Gaining Muscle with Protein
Gaining weight and building muscle go hand-in-hand, though gaining weight doesn’t necessarily mean gaining fat. Muscle is heavy and dense, which means you inevitably have to bulk up in a literal sense to build it.
Tips for gaining muscle
Muscle building goes beyond eating more, you have to consume more protein to avoid accumulating too much body fat.
Protein is necessary for muscle growth and repair – you need it to get ripped and stay that way.
Muscles are built over time through a constant cycle of stress and repair, and the recovery period after an intense workout is critical to building mass.
Adequate protein and calorie intake give you the energy to make it through each gym session and ensure your muscles repair properly afterward.
You Need Calories to Gain Weight
There’s no way to get around it, muscles need calories. Specific caloric needs will vary depending on your height, age, and level of daily physical activity.
However, if you’re looking to bulk up, you’ll need more calories than you’d think.
Generally, you’ll be looking at a minimum of a solid 2,000 calories or more.
You’ll want to have a caloric net gain – in other words, take in more calories than you expend in a day. A nutritionist can help you work out the specifics and set a diet plan that works best for you.
Put another way, you get stronger by lifting weights and training, but you grow bigger by eating a surplus of calories.
But not all calories are the same when it comes to building muscle. Muscle burns twice as many calories as fat and, in particular, requires a hefty amount of protein to maintain.
The same discipline you apply to your strength training routine also needs to carry over to your diet. Nutrition and protein matter just as much as your rep count.
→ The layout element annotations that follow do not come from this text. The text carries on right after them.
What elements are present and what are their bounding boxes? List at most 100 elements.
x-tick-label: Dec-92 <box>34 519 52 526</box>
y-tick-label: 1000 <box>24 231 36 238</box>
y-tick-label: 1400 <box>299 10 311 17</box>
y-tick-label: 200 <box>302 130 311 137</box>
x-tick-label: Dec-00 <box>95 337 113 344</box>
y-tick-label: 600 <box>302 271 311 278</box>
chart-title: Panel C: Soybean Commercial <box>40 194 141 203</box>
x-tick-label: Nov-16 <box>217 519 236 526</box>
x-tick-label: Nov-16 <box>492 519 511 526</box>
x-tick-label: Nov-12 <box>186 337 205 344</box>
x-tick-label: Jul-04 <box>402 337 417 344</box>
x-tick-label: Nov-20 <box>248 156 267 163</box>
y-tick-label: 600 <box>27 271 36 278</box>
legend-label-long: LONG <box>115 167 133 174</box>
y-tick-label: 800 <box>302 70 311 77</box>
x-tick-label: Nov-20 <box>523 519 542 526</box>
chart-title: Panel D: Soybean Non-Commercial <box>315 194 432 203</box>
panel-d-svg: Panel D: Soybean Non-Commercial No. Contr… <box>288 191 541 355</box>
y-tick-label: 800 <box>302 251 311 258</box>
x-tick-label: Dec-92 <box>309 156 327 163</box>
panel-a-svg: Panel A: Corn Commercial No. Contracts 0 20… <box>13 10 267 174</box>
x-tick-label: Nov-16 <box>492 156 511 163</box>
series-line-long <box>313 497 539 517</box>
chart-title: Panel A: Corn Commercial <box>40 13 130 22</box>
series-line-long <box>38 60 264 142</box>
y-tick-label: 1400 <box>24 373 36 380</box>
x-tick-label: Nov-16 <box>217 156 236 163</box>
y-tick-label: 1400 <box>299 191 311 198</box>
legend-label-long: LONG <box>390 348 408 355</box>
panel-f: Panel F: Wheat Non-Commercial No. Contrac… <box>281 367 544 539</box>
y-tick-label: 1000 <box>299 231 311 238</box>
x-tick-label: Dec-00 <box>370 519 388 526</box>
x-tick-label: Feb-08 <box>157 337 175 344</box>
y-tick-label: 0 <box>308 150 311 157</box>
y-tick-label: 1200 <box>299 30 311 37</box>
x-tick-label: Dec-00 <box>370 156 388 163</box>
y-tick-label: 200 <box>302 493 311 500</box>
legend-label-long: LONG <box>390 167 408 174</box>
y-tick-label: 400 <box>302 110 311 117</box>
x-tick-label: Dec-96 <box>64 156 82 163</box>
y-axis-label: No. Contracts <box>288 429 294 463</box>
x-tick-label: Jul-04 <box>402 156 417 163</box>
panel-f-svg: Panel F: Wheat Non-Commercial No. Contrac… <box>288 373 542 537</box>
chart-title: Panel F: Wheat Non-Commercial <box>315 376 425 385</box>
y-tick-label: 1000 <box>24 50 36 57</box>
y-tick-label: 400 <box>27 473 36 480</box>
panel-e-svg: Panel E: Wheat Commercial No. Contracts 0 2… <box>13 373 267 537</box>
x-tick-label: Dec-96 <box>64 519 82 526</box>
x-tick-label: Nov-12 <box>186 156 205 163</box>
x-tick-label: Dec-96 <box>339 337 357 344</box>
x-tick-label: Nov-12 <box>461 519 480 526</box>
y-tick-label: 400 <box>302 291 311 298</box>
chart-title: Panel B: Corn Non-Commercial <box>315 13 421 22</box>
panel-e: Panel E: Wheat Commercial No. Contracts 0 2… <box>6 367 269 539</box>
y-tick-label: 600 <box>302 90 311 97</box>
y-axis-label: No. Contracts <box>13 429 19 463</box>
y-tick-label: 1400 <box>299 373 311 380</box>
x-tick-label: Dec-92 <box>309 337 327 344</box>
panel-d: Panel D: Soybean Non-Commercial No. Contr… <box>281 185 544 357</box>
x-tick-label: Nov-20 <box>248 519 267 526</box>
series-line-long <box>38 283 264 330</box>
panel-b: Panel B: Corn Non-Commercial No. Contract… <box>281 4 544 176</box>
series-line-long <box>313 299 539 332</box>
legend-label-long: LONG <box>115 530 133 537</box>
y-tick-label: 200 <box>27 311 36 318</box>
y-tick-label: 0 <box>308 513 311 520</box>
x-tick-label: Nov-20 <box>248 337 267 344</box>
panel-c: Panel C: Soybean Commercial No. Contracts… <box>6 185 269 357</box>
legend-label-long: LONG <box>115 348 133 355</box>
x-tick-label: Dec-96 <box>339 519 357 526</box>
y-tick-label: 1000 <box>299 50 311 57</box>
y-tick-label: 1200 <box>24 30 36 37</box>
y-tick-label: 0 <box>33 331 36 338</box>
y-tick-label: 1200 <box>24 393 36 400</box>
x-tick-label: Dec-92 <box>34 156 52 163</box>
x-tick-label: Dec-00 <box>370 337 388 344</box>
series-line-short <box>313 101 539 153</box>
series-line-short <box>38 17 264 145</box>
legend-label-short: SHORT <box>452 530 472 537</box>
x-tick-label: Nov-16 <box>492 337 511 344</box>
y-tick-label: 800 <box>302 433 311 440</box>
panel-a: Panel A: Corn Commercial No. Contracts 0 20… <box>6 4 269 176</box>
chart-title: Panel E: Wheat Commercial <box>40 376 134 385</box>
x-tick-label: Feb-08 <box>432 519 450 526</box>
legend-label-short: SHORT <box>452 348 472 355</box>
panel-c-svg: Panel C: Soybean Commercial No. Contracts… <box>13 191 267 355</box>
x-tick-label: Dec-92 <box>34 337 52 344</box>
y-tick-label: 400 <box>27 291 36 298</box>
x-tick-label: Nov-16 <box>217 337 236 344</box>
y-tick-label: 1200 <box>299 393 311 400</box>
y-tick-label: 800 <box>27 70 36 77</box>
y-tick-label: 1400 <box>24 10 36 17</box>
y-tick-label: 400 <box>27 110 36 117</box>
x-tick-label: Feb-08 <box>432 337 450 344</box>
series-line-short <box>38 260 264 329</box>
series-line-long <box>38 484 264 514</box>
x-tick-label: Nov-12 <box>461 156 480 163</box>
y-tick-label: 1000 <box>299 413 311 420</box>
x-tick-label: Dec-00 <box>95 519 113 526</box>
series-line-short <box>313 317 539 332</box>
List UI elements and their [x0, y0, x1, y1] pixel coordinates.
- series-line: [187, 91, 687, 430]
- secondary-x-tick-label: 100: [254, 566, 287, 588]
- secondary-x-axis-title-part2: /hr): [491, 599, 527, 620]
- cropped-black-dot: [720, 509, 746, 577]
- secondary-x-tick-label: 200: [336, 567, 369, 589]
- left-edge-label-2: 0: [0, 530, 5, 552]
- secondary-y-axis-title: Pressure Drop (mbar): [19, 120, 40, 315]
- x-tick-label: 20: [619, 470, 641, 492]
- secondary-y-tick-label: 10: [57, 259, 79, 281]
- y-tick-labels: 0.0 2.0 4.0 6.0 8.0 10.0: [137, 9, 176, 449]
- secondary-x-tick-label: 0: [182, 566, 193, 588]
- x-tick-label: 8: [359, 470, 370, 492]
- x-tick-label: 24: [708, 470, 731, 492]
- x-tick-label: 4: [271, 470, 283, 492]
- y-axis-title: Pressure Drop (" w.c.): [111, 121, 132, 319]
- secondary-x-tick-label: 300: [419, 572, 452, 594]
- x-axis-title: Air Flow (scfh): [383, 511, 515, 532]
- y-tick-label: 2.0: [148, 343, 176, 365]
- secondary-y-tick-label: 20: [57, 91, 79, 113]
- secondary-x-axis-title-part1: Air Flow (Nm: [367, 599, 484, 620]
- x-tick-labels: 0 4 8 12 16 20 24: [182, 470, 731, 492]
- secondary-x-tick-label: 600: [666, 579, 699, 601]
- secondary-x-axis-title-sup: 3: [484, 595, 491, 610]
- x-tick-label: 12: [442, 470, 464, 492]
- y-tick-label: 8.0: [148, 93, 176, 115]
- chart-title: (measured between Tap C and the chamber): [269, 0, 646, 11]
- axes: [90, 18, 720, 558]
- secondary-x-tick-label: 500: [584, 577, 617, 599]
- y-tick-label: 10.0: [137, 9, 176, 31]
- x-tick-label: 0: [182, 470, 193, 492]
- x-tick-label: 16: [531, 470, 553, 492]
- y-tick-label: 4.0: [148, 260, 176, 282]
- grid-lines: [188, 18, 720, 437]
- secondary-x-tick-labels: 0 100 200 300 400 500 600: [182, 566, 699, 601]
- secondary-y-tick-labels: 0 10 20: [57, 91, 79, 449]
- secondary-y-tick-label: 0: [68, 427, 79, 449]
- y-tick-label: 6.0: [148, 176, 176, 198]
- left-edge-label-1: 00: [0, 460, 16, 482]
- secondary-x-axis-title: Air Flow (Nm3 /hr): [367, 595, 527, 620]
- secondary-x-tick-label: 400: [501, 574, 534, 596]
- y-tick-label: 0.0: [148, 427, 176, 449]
You Need Protein to Gain Muscle Instead of Fat
As important as increased caloric intake is for muscle building, there’s a difference between getting in your calories from Twinkies versus protein powder.
You may be tempted to eschew all other macros from your diet in favor of protein and leave your overall calorie intake untouched, but that’s actually a pretty big mistake if done incorrectly.
Protein and overall caloric intake need to both be increased in order to build muscle without causing damage to other parts of your body.
On the other hand, ketogenic diets, which drastically cut carbs to increase fat and protein consumption, are growing in popularity.
These diets are best started under the supervision of a doctor or trained nutritionist, who can help you keep your diet balanced in other ways.
You need more protein to build muscles, but you can’t sacrifice other important nutrients in the process – otherwise, you’d be sabotaging yourself.
Using a Muscle Gainer Protein Powder
In the end, it’s all about finding the right balance. We all need the same basic nutrients to survive, but you have to change your diet if you want to change your body.
One of the best and easiest ways to ensure you get the calories and protein you need is through weight gainer protein powders.
A lot of people looking to bulk up to have trouble gaining the necessary weight, especially when a diligent muscle exercise routine is undertaken. This is where a weight gainer fortified with protein comes into play.
These powerful supplements are good sources of additional protein when your normal diet just isn’t enough.
What can a good mass gainer do for you? It can:
- Help you meet your specific calorie goals
- Help your muscles recover after a workout
- Fill any fat and protein gaps in your diet
- Provide supplemental vitamins to keep you energized
Different mass gainers can fulfill different needs depending on what you require, so you need to do your research.
For more detailed information on using protein powder for weight gain and the best brands out there, check out the best mass gainers guide.
And don’t forget to keep working at it – with the right diet and exercise plan, you’ll get where you want to be.